# Find the constant term of polynomial

There's fifth degree polynomial, it's first coefficient equals $$-7$$. $$-7x^5+a_4x^4+a_3x^3+a_2x^2+a_1x+a_0$$ Also: $$W(1)=-2$$ $$W(2)=-4$$ $$W(3)=-6$$ $$W(4)=-8$$ $$W(5)=-10$$ Find the value of constant term.

It could be solved by system of equations. But I think that there's an easier way to do it. I've tried to sum some of the given values, and erase other coefficients, but Im not sure it leads somewhere.

Could someone help me solve this and help me to understand it?

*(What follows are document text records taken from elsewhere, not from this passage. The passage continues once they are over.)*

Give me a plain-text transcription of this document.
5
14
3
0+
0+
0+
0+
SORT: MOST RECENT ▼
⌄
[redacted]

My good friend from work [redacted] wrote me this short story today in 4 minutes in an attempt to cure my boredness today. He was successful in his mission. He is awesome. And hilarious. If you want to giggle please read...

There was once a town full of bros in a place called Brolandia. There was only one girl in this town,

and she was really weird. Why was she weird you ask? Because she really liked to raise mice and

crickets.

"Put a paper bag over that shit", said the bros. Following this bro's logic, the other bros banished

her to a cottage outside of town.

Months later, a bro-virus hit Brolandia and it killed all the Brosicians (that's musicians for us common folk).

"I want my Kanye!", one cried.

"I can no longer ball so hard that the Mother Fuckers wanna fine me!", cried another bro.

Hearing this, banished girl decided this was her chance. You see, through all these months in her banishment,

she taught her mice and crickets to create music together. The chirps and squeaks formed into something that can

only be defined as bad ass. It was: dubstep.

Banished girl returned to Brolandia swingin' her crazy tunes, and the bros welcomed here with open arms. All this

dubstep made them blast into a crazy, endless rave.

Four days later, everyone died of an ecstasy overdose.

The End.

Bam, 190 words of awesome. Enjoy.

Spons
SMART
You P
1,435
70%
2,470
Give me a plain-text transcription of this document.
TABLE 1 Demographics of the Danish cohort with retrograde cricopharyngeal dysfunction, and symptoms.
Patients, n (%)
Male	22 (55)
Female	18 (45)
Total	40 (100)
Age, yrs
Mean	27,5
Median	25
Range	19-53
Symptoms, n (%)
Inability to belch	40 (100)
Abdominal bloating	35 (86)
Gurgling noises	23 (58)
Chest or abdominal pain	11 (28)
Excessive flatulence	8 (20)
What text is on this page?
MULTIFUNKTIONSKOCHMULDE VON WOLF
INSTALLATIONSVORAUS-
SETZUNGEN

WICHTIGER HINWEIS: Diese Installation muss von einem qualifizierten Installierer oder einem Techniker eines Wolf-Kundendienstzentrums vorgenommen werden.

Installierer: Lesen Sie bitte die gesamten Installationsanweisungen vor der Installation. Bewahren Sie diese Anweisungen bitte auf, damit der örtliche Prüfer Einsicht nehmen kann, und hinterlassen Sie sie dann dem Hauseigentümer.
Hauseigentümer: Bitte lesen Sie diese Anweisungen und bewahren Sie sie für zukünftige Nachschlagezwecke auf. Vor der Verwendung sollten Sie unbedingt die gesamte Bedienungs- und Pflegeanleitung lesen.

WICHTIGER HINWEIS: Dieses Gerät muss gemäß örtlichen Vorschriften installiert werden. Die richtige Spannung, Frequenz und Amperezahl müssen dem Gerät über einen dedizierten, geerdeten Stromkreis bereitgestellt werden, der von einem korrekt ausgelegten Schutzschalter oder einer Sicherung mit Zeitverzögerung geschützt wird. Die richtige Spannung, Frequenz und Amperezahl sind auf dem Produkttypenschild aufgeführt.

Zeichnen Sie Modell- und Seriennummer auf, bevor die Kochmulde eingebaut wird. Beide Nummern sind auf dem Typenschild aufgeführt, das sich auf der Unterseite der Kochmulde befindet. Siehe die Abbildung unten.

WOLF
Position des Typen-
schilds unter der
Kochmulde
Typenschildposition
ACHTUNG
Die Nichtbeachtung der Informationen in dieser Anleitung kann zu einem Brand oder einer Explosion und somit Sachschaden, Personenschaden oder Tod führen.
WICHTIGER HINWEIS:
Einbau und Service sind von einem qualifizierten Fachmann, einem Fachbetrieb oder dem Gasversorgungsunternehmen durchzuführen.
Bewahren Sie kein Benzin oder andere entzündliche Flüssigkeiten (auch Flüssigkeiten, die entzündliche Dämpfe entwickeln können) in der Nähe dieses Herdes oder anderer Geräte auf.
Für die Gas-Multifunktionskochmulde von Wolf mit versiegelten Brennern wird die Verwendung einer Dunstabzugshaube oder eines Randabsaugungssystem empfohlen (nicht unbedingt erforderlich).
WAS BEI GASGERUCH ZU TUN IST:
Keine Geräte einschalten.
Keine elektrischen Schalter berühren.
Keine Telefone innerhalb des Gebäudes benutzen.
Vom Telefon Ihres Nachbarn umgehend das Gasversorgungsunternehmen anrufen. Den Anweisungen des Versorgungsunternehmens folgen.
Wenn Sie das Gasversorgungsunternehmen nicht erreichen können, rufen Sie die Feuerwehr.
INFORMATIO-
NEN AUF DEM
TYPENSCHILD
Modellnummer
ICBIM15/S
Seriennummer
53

• @jayant98 It's OK as it is. – Parcly Taxel Feb 26 at 17:33
• It has the same constant term as $W\!+\!2x,\,$ which has roots $1,2,3,4,5$ so has constant term $(-7)(-5!)$ $\ \$ – Bill Dubuque Feb 26 at 20:26

The obvious linear function fitting the five given points is $$-2x$$. We split that out from the polynomial: $$W(x)=[-7x^5+a_4x^4+a_3x^3+a_2x^2+(a_1+2)x+a_0]-2x$$ It is clear that the square-bracketed expression must be 0 at $$x=1,2,3,4,5$$, so can be written as $$-7(x-1)(x-2)(x-3)(x-4)(x-5)$$ whose constant term, and thus $$a_0$$, is $$(-7)(-1)(-2)(-3)(-4)(-5)=840$$.